Revolution unter Zeitdruck
Vor kurzem las ich einen ZEIT-Artikel über die Beschleunigung der Politik und den daraus resultierenden Schaden für die Demokratie. Unweigerlich musste ich dieses Phänomen auch auf die angestrebte – ja nennen wir das Kind ruhig beim Namen – Revolution von Occupy übertragen. Der Zeitdruck, der die Politik (insbesondere in der Krise) zu Entscheidungen drängt und der von der minutiösen Berichterstattung im Netz noch verstärkt wird, macht sich auch in anderen Bereichen der Gesellschaft bemerkbar. Auch die Occupy-Bewegung steht vor der Herausforderung, in wenigen Monaten ein Wirtschafts- und Gesellschaftssystem auf den Kopf zu stellen, das sich in vielen Jahrzehnten etabliert hat. Schnell soll es gehen, ist doch klar. Dass die Bewegung Zeit braucht, sich an sich selbst zu gewöhnen, die eigenen Ansprüche zu formulieren und umzusetzen, sich global und lokal zu formen und die möglichen Wege des Protestes auszuloten, wird dabei vergessen.
365 Tage sind zu wenig
Ich kann es durchaus nachvollziehen, wenn Menschen – seien es Aktivisten oder nicht – verzweifelt den Kopf schütteln, wenn sie sehen, dass sich im Großen und Ganzen nicht viel geändert hat. Die Eurokrise geht weiter, in Afrika droht (mal wieder) eine Hungerkrise, die Umwelt wird ausgebeutet, Waffen in Krisenregionen exportiert und tagtäglich sterben Tausende von Menschen. Scheiße! Aber kann man angesichts dessen von einer Bewegung verlangen, dass sie in einem Jahr eine neue Weltordnung auf die Beine stellt? 12 Monate, 365 Tage – für eine Revolution ist das verdammt knapp.
Der Anfang vom Ende des Systems
Dennoch hat es gereicht, um eine Menge empörte Menschen auf die Straßen zu treiben. Es hat gereicht, um neue Themen auf die Tagesordnung zu setzen, die bisher keine Beachtung fanden. Es hat gereicht, um unzählige Projekte auf den Weg zu bringen, die an einer besseren Welt arbeiten. Occupy ist nicht gescheitert. Die Bewegung ist der Anfang vom Ende des bisherigen Systems. Dieses Ende sähe ich angesichts der zum Himmel schreienden Ungerechtigkeiten zwar auch lieber heute als morgen, aber eine so grundlegende Veränderung braucht nun mal ihre Zeit.

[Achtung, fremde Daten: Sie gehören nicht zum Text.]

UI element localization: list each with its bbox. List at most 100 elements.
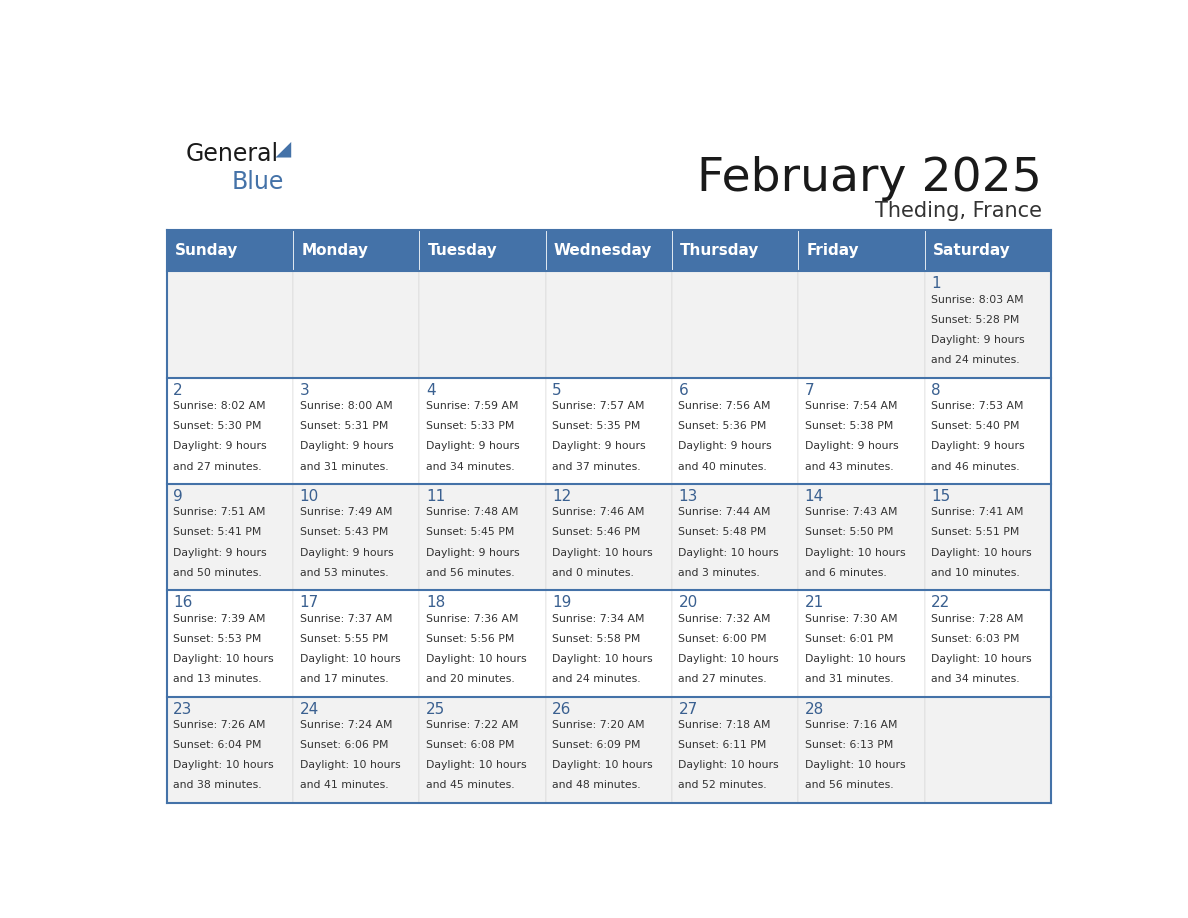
Text: Sunset: 6:13 PM: Sunset: 6:13 PM [804,740,893,750]
Text: Sunrise: 7:28 AM: Sunrise: 7:28 AM [931,613,1024,623]
Bar [924,697,1051,803]
Bar [419,590,545,697]
Text: Tuesday: Tuesday [428,243,498,258]
Bar [924,590,1051,697]
Bar [293,230,419,272]
Text: and 31 minutes.: and 31 minutes. [299,462,388,472]
Text: Sunset: 5:40 PM: Sunset: 5:40 PM [931,421,1019,431]
Text: 28: 28 [804,701,824,717]
Text: and 24 minutes.: and 24 minutes. [931,355,1019,365]
Text: Sunrise: 7:30 AM: Sunrise: 7:30 AM [804,613,897,623]
Text: 21: 21 [804,595,824,610]
Text: 7: 7 [804,383,814,397]
Text: Sunday: Sunday [175,243,239,258]
Text: Daylight: 9 hours: Daylight: 9 hours [425,548,519,557]
Text: 9: 9 [173,489,183,504]
Text: Sunset: 5:31 PM: Sunset: 5:31 PM [299,421,388,431]
Text: and 27 minutes.: and 27 minutes. [173,462,263,472]
Text: Sunset: 5:28 PM: Sunset: 5:28 PM [931,315,1019,325]
Text: Daylight: 10 hours: Daylight: 10 hours [678,760,779,770]
Text: and 6 minutes.: and 6 minutes. [804,568,886,577]
Bar [798,272,924,377]
Text: Sunrise: 7:43 AM: Sunrise: 7:43 AM [804,508,897,517]
Text: Sunset: 5:45 PM: Sunset: 5:45 PM [425,528,514,537]
Text: 24: 24 [299,701,318,717]
Text: Daylight: 10 hours: Daylight: 10 hours [173,654,274,664]
Text: 2: 2 [173,383,183,397]
Text: Sunrise: 7:53 AM: Sunrise: 7:53 AM [931,401,1024,411]
Text: 1: 1 [931,276,941,291]
Text: Daylight: 10 hours: Daylight: 10 hours [678,548,779,557]
Text: Sunset: 5:56 PM: Sunset: 5:56 PM [425,633,514,644]
Text: Daylight: 10 hours: Daylight: 10 hours [552,760,652,770]
Polygon shape [276,142,291,158]
Text: Daylight: 9 hours: Daylight: 9 hours [299,442,393,452]
Bar [545,484,672,590]
Bar [672,272,798,377]
Bar [293,697,419,803]
Text: Daylight: 10 hours: Daylight: 10 hours [425,760,526,770]
Text: Sunrise: 7:24 AM: Sunrise: 7:24 AM [299,720,392,730]
Text: 10: 10 [299,489,318,504]
Text: Sunrise: 7:44 AM: Sunrise: 7:44 AM [678,508,771,517]
Text: Sunrise: 8:02 AM: Sunrise: 8:02 AM [173,401,266,411]
Bar [545,590,672,697]
Text: Daylight: 10 hours: Daylight: 10 hours [425,654,526,664]
Text: and 53 minutes.: and 53 minutes. [299,568,388,577]
Text: Daylight: 9 hours: Daylight: 9 hours [931,442,1024,452]
Text: Wednesday: Wednesday [554,243,652,258]
Text: Daylight: 10 hours: Daylight: 10 hours [931,548,1031,557]
Text: Sunset: 5:55 PM: Sunset: 5:55 PM [299,633,388,644]
Bar [293,484,419,590]
Bar [924,484,1051,590]
Text: Sunset: 5:46 PM: Sunset: 5:46 PM [552,528,640,537]
Text: Daylight: 10 hours: Daylight: 10 hours [552,654,652,664]
Text: Sunset: 5:48 PM: Sunset: 5:48 PM [678,528,766,537]
Text: and 17 minutes.: and 17 minutes. [299,674,388,684]
Bar [672,484,798,590]
Text: 12: 12 [552,489,571,504]
Text: 14: 14 [804,489,824,504]
Text: General: General [185,142,278,166]
Text: Daylight: 10 hours: Daylight: 10 hours [931,654,1031,664]
Text: Daylight: 10 hours: Daylight: 10 hours [299,760,400,770]
Text: and 20 minutes.: and 20 minutes. [425,674,514,684]
Text: Sunset: 5:30 PM: Sunset: 5:30 PM [173,421,261,431]
Text: and 24 minutes.: and 24 minutes. [552,674,640,684]
Text: Daylight: 9 hours: Daylight: 9 hours [552,442,646,452]
Text: and 31 minutes.: and 31 minutes. [804,674,893,684]
Text: February 2025: February 2025 [696,156,1042,201]
Text: 23: 23 [173,701,192,717]
Text: Daylight: 9 hours: Daylight: 9 hours [425,442,519,452]
Text: Sunset: 6:09 PM: Sunset: 6:09 PM [552,740,640,750]
Bar [166,272,293,377]
Bar [798,230,924,272]
Text: 22: 22 [931,595,950,610]
Bar [293,272,419,377]
Text: and 37 minutes.: and 37 minutes. [552,462,640,472]
Text: and 45 minutes.: and 45 minutes. [425,780,514,790]
Text: and 41 minutes.: and 41 minutes. [299,780,388,790]
Text: Daylight: 10 hours: Daylight: 10 hours [173,760,274,770]
Text: and 46 minutes.: and 46 minutes. [931,462,1019,472]
Text: and 56 minutes.: and 56 minutes. [425,568,514,577]
Text: and 0 minutes.: and 0 minutes. [552,568,634,577]
Text: and 13 minutes.: and 13 minutes. [173,674,263,684]
Text: 6: 6 [678,383,688,397]
Text: Sunrise: 7:46 AM: Sunrise: 7:46 AM [552,508,645,517]
Bar [419,272,545,377]
Text: Sunrise: 7:36 AM: Sunrise: 7:36 AM [425,613,518,623]
Bar [293,590,419,697]
Bar [672,590,798,697]
Bar [419,377,545,484]
Bar [924,272,1051,377]
Bar [798,484,924,590]
Text: Theding, France: Theding, France [874,201,1042,220]
Text: and 56 minutes.: and 56 minutes. [804,780,893,790]
Text: 5: 5 [552,383,562,397]
Text: 8: 8 [931,383,941,397]
Text: 17: 17 [299,595,318,610]
Text: Sunrise: 7:37 AM: Sunrise: 7:37 AM [299,613,392,623]
Text: 15: 15 [931,489,950,504]
Text: Sunset: 6:03 PM: Sunset: 6:03 PM [931,633,1019,644]
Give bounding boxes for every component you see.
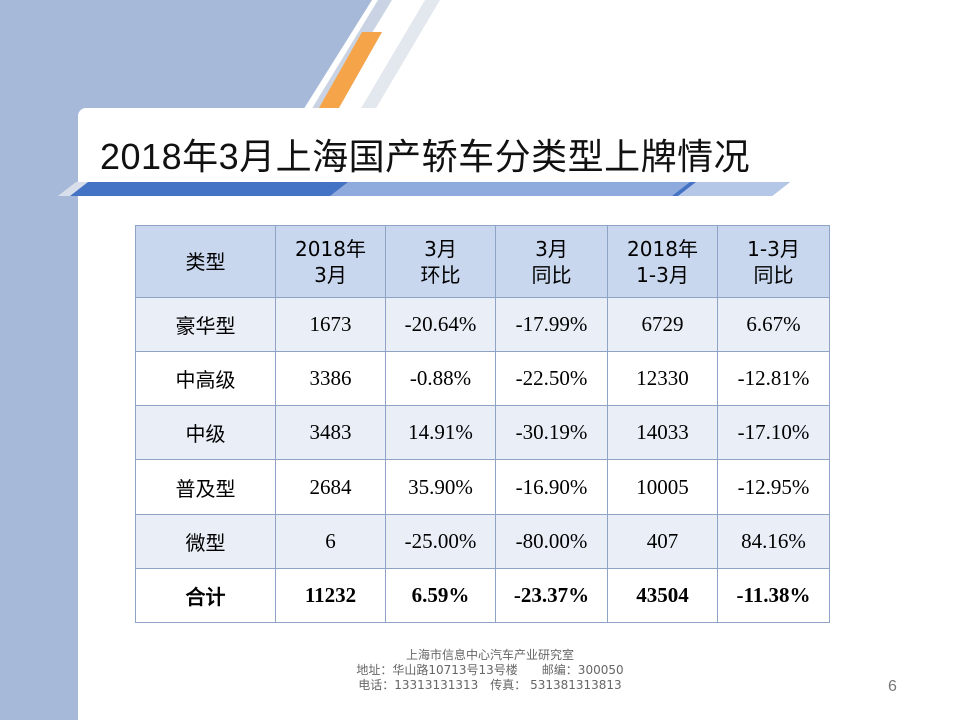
header-2018-jan-mar: 2018年 1-3月	[607, 225, 718, 298]
header-march-yoy: 3月 同比	[495, 225, 608, 298]
cell-value: -12.95%	[717, 459, 830, 515]
cell-value: 6.67%	[717, 296, 830, 353]
registration-table: 类型 2018年 3月 3月 环比 3月 同比 2018年 1-3月 1-3月 同比 豪华…	[135, 225, 830, 624]
cell-value: 12330	[607, 351, 718, 407]
page-title: 2018年3月上海国产轿车分类型上牌情况	[100, 136, 751, 177]
cell-type: 普及型	[135, 459, 276, 515]
cell-type: 合计	[135, 567, 276, 624]
top-decor-stripes	[0, 0, 440, 115]
cell-value: 84.16%	[717, 513, 830, 569]
cell-value: 14.91%	[385, 405, 496, 461]
cell-type: 中级	[135, 405, 276, 461]
cell-value: 6.59%	[385, 567, 496, 624]
cell-value: 35.90%	[385, 459, 496, 515]
table-row: 微型 6 -25.00% -80.00% 407 84.16%	[135, 513, 830, 569]
cell-type: 豪华型	[135, 296, 276, 353]
table-header-row: 类型 2018年 3月 3月 环比 3月 同比 2018年 1-3月 1-3月 同比	[135, 225, 830, 298]
left-decor-panel	[0, 0, 78, 720]
cell-value: 10005	[607, 459, 718, 515]
cell-value: 6729	[607, 296, 718, 353]
cell-value: 14033	[607, 405, 718, 461]
table-row: 普及型 2684 35.90% -16.90% 10005 -12.95%	[135, 459, 830, 515]
cell-value: -25.00%	[385, 513, 496, 569]
footer-address: 地址：华山路10713号13号楼 邮编：300050	[356, 663, 624, 677]
page-number: 6	[888, 678, 897, 695]
cell-value: -12.81%	[717, 351, 830, 407]
cell-value: -23.37%	[495, 567, 608, 624]
cell-value: -11.38%	[717, 567, 830, 624]
cell-value: 11232	[275, 567, 386, 624]
footer-contact: 上海市信息中心汽车产业研究室 地址：华山路10713号13号楼 邮编：30005…	[300, 648, 680, 693]
cell-value: 1673	[275, 296, 386, 353]
cell-value: 3386	[275, 351, 386, 407]
cell-value: -16.90%	[495, 459, 608, 515]
header-jan-mar-yoy: 1-3月 同比	[717, 225, 830, 298]
cell-value: 2684	[275, 459, 386, 515]
cell-value: -17.99%	[495, 296, 608, 353]
cell-value: -20.64%	[385, 296, 496, 353]
table-row: 豪华型 1673 -20.64% -17.99% 6729 6.67%	[135, 296, 830, 353]
cell-value: 6	[275, 513, 386, 569]
footer-org: 上海市信息中心汽车产业研究室	[405, 648, 574, 662]
cell-value: -22.50%	[495, 351, 608, 407]
title-underline-bar	[58, 182, 790, 196]
header-2018-march: 2018年 3月	[275, 225, 386, 298]
table-row: 中级 3483 14.91% -30.19% 14033 -17.10%	[135, 405, 830, 461]
cell-value: -80.00%	[495, 513, 608, 569]
header-type: 类型	[135, 225, 276, 298]
cell-type: 中高级	[135, 351, 276, 407]
cell-value: 407	[607, 513, 718, 569]
table-total-row: 合计 11232 6.59% -23.37% 43504 -11.38%	[135, 567, 830, 624]
cell-value: -0.88%	[385, 351, 496, 407]
footer-phone: 电话：13313131313 传真： 531381313813	[358, 678, 622, 692]
table-row: 中高级 3386 -0.88% -22.50% 12330 -12.81%	[135, 351, 830, 407]
cell-value: -30.19%	[495, 405, 608, 461]
cell-value: 43504	[607, 567, 718, 624]
header-march-mom: 3月 环比	[385, 225, 496, 298]
cell-type: 微型	[135, 513, 276, 569]
cell-value: 3483	[275, 405, 386, 461]
cell-value: -17.10%	[717, 405, 830, 461]
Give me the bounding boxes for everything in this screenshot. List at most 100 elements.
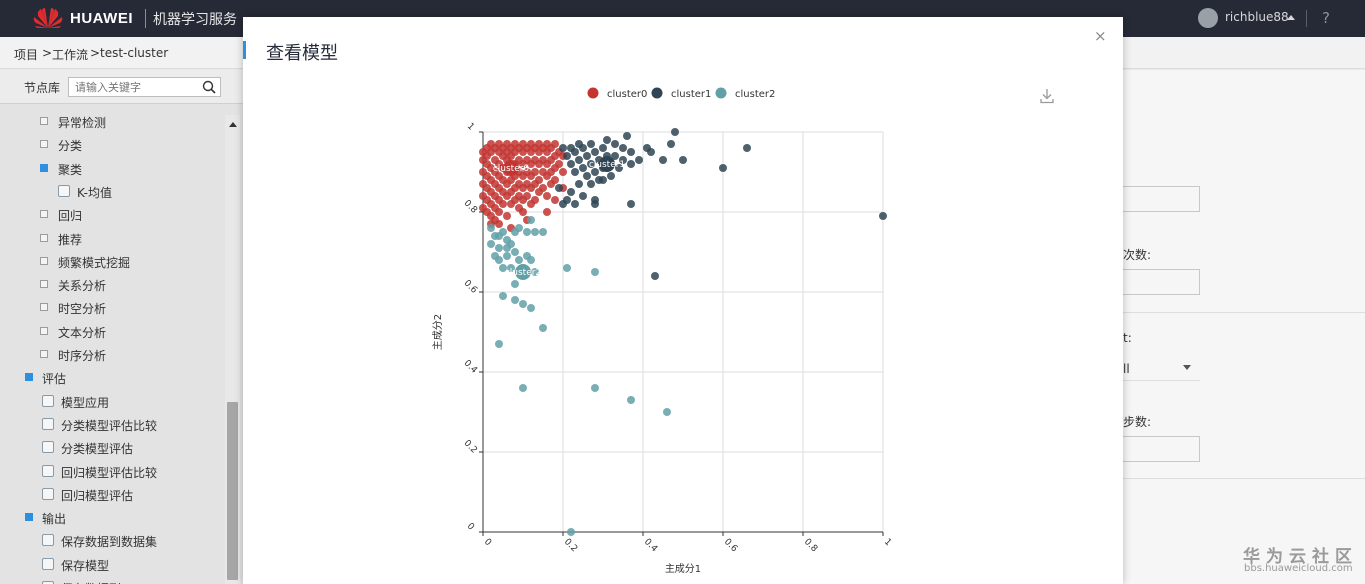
cluster2-point[interactable] [567, 528, 575, 536]
sidebar-item[interactable]: 文本分析 [0, 322, 222, 342]
cluster2-point[interactable] [627, 396, 635, 404]
close-icon[interactable]: × [1094, 27, 1107, 45]
expand-icon[interactable] [40, 233, 48, 242]
cluster2-point[interactable] [511, 280, 519, 288]
expand-icon[interactable] [40, 256, 48, 265]
sidebar-item[interactable]: 推荐 [0, 229, 222, 249]
help-icon[interactable]: ? [1322, 9, 1330, 27]
cluster2-point[interactable] [539, 324, 547, 332]
brand-name[interactable]: HUAWEI [70, 10, 133, 27]
sidebar-item[interactable]: 回归模型评估 [0, 485, 222, 505]
cluster1-point[interactable] [591, 148, 599, 156]
sidebar-search-box[interactable] [68, 77, 221, 97]
cluster1-point[interactable] [579, 192, 587, 200]
cluster1-point[interactable] [615, 164, 623, 172]
sidebar-item[interactable]: 时序分析 [0, 345, 222, 365]
sidebar-item[interactable]: 分类模型评估 [0, 438, 222, 458]
cluster1-point[interactable] [659, 156, 667, 164]
cluster1-point[interactable] [623, 132, 631, 140]
sidebar-item[interactable]: 分类 [0, 135, 222, 155]
select-value[interactable]: ll [1123, 362, 1130, 376]
service-name[interactable]: 机器学习服务 [153, 12, 237, 28]
cluster0-point[interactable] [531, 168, 539, 176]
expand-icon[interactable] [40, 140, 48, 149]
cluster2-point[interactable] [519, 300, 527, 308]
legend-cluster1-label[interactable]: cluster1 [671, 89, 711, 100]
cluster0-point[interactable] [543, 192, 551, 200]
cluster2-point[interactable] [499, 292, 507, 300]
sidebar-item[interactable]: 输出 [0, 508, 222, 528]
cluster0-point[interactable] [531, 196, 539, 204]
cluster0-point[interactable] [551, 140, 559, 148]
sidebar-item[interactable]: 时空分析 [0, 298, 222, 318]
user-menu-caret-icon[interactable] [1287, 15, 1295, 20]
cluster2-point[interactable] [487, 224, 495, 232]
cluster1-point[interactable] [571, 148, 579, 156]
cluster2-point[interactable] [591, 384, 599, 392]
cluster1-point[interactable] [563, 152, 571, 160]
cluster1-point[interactable] [559, 144, 567, 152]
cluster2-point[interactable] [531, 228, 539, 236]
sidebar-item[interactable]: 保存模型 [0, 555, 222, 575]
cluster1-point[interactable] [575, 180, 583, 188]
cluster2-point[interactable] [663, 408, 671, 416]
cluster1-point[interactable] [611, 152, 619, 160]
cluster0-point[interactable] [555, 160, 563, 168]
cluster1-point[interactable] [603, 136, 611, 144]
cluster2-point[interactable] [531, 268, 539, 276]
cluster-scatter-chart[interactable]: 0 0.2 0.4 0.6 0.8 1 0 0.2 0.4 0.6 0.8 1 主成分1 主成分2 clus… [243, 77, 1123, 584]
cluster2-point[interactable] [495, 232, 503, 240]
cluster1-point[interactable] [583, 172, 591, 180]
cluster1-point[interactable] [599, 144, 607, 152]
cluster1-point[interactable] [635, 156, 643, 164]
cluster1-point[interactable] [619, 144, 627, 152]
cluster1-point[interactable] [571, 168, 579, 176]
cluster2-point[interactable] [511, 296, 519, 304]
sidebar-item[interactable]: 聚类 [0, 159, 222, 179]
expand-icon[interactable] [40, 326, 48, 335]
cluster1-point[interactable] [579, 164, 587, 172]
cluster1-point[interactable] [671, 128, 679, 136]
cluster0-point[interactable] [503, 212, 511, 220]
cluster1-point[interactable] [627, 148, 635, 156]
cluster2-point[interactable] [499, 264, 507, 272]
collapse-icon[interactable] [40, 163, 48, 172]
cluster2-point[interactable] [503, 252, 511, 260]
collapse-icon[interactable] [25, 373, 33, 382]
cluster2-point[interactable] [495, 340, 503, 348]
iterations-input[interactable] [1110, 269, 1200, 295]
search-input[interactable] [75, 80, 195, 94]
cluster1-point[interactable] [571, 200, 579, 208]
cluster1-point[interactable] [607, 172, 615, 180]
scroll-up-arrow-icon[interactable] [229, 122, 237, 127]
collapse-icon[interactable] [25, 513, 33, 522]
cluster0-point[interactable] [495, 220, 503, 228]
cluster1-point[interactable] [719, 164, 727, 172]
cluster1-point[interactable] [879, 212, 887, 220]
breadcrumb-workflow-link[interactable]: 工作流 [52, 48, 89, 62]
cluster1-point[interactable] [567, 160, 575, 168]
cluster2-point[interactable] [515, 256, 523, 264]
cluster1-point[interactable] [651, 272, 659, 280]
cluster1-point[interactable] [627, 200, 635, 208]
cluster1-point[interactable] [743, 144, 751, 152]
legend-cluster0-label[interactable]: cluster0 [607, 89, 647, 100]
sidebar-item[interactable]: 异常检测 [0, 112, 222, 132]
property-input[interactable] [1110, 186, 1200, 212]
cluster1-point[interactable] [591, 200, 599, 208]
sidebar-item[interactable]: 回归模型评估比较 [0, 462, 222, 482]
cluster0-point[interactable] [543, 208, 551, 216]
cluster1-point[interactable] [559, 200, 567, 208]
huawei-logo-icon[interactable] [32, 7, 64, 29]
cluster1-point[interactable] [587, 180, 595, 188]
cluster1-point[interactable] [587, 160, 595, 168]
cluster2-point[interactable] [563, 264, 571, 272]
expand-icon[interactable] [40, 280, 48, 289]
scrollbar-thumb[interactable] [227, 402, 238, 580]
cluster0-point[interactable] [551, 196, 559, 204]
search-icon[interactable] [202, 80, 216, 94]
cluster0-point[interactable] [495, 208, 503, 216]
cluster0-point[interactable] [515, 204, 523, 212]
cluster0-point[interactable] [523, 192, 531, 200]
user-avatar[interactable] [1198, 8, 1218, 28]
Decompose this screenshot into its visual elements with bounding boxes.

Revolution als Prozess des Lernens
Florian Hauschild greift in seinem Artikel „Ist das System relevant?“ die Definition des Revolutionsbegriffs von Rudi Dutschke auf. Ziel ist demnach nicht, alte Eliten einfach durch neue zu ersetzen, sondern eine grundlegende Veränderung hin zu einer demokratischen, sich selbst verwaltenden Gesellschaft. Er begreift Revolution dabei nicht als etwas punktuelles, sondern eher als einen „langfristigen Prozess der Bewusstwerden“, des Lernens und des Lehrens. Dieser Prozess hat begonnen, wir sind mittendrin – und Occupy hat dazu einen nicht unerheblichen Teil beigetragen. Nur kann man diesen Erfolg eben nicht messen.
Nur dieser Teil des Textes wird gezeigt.